The copyright to this article is transferred to the University of Public Service Budapest, Hungary (for U.S. government employees: to the extent transferable) effective if and when the article is accepted for publication. The copyright transfer covers the exclusive right to reproduce and distribute the article, including reprints, translations, photographic reproductions, microform, electronic form (offline, online) or any other reproductions of similar nature.
The author warrants that this contribution is original and that he/she has full power to make this grant.
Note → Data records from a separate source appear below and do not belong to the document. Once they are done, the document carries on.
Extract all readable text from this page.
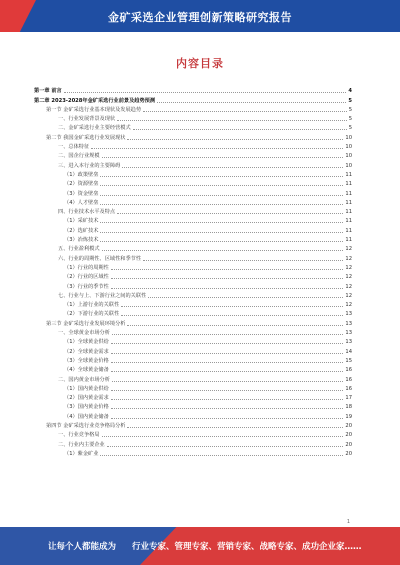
金矿采选企业管理创新策略研究报告
内容目录
第一章 前言	4
第二章 2023-2028年金矿采选行业前景及趋势预测	5
第一节 金矿采选行业基本现状及发展趋势	5
一、行业发展背景及现状	5
二、金矿采选行业主要经营模式	5
第二节 我国金矿采选行业发展现状	10
一、总体特征	10
二、国企行业规模	10
三、进入本行业的主要障碍	10
（1）政策壁垒	11
（2）资源壁垒	11
（3）资金壁垒	11
（4）人才壁垒	11
四、行业技术水平及特点	11
（1）采矿技术	11
（2）选矿技术	11
（3）冶炼技术	11
五、行业盈利模式	12
六、行业的周期性、区域性和季节性	12
（1）行业的周期性	12
（2）行业的区域性	12
（3）行业的季节性	12
七、行业与上、下游行业之间的关联性	12
（1）上游行业的关联性	12
（2）下游行业的关联性	13
第三节 金矿采选行业发展环境分析	13
一、全球黄金市场分析	13
（1）全球黄金供给	13
（2）全球黄金需求	14
（3）全球黄金价格	15
（4）全球黄金储备	16
二、国内黄金市场分析	16
（1）国内黄金供给	16
（2）国内黄金需求	17
（3）国内黄金价格	18
（4）国内黄金储备	19
第四节 金矿采选行业竞争格局分析	20
一、行业竞争格局	20
二、行业内主要企业	20
（1）紫金矿业	20
1
让每个人都能成为 行业专家、管理专家、营销专家、战略专家、成功企业家……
The author signs for and accepts responsibility for releasing this material on behalf of any and all co-authors.
An author may make an article published by University of Public Service available on a personal home page provided the source of the published article is cited and University of Public Service is mentioned as copyright holder
Abstract
Establishing and operating an effective information security management system within an organization is never an easy job. Organizational culture, management support, budget restrictions and many other factors affect the security efforts of a company. Although the information security academic literature is growing, there is no clear guidance in several fields of the topic, therefore the life-tested best practices can be a useful aid in operating such systems. The aim of this paper is to provide a short guidance regarding the basic steps of a beginner information security manager, and maybe to give some useful thoughts to the experienced officers, as well.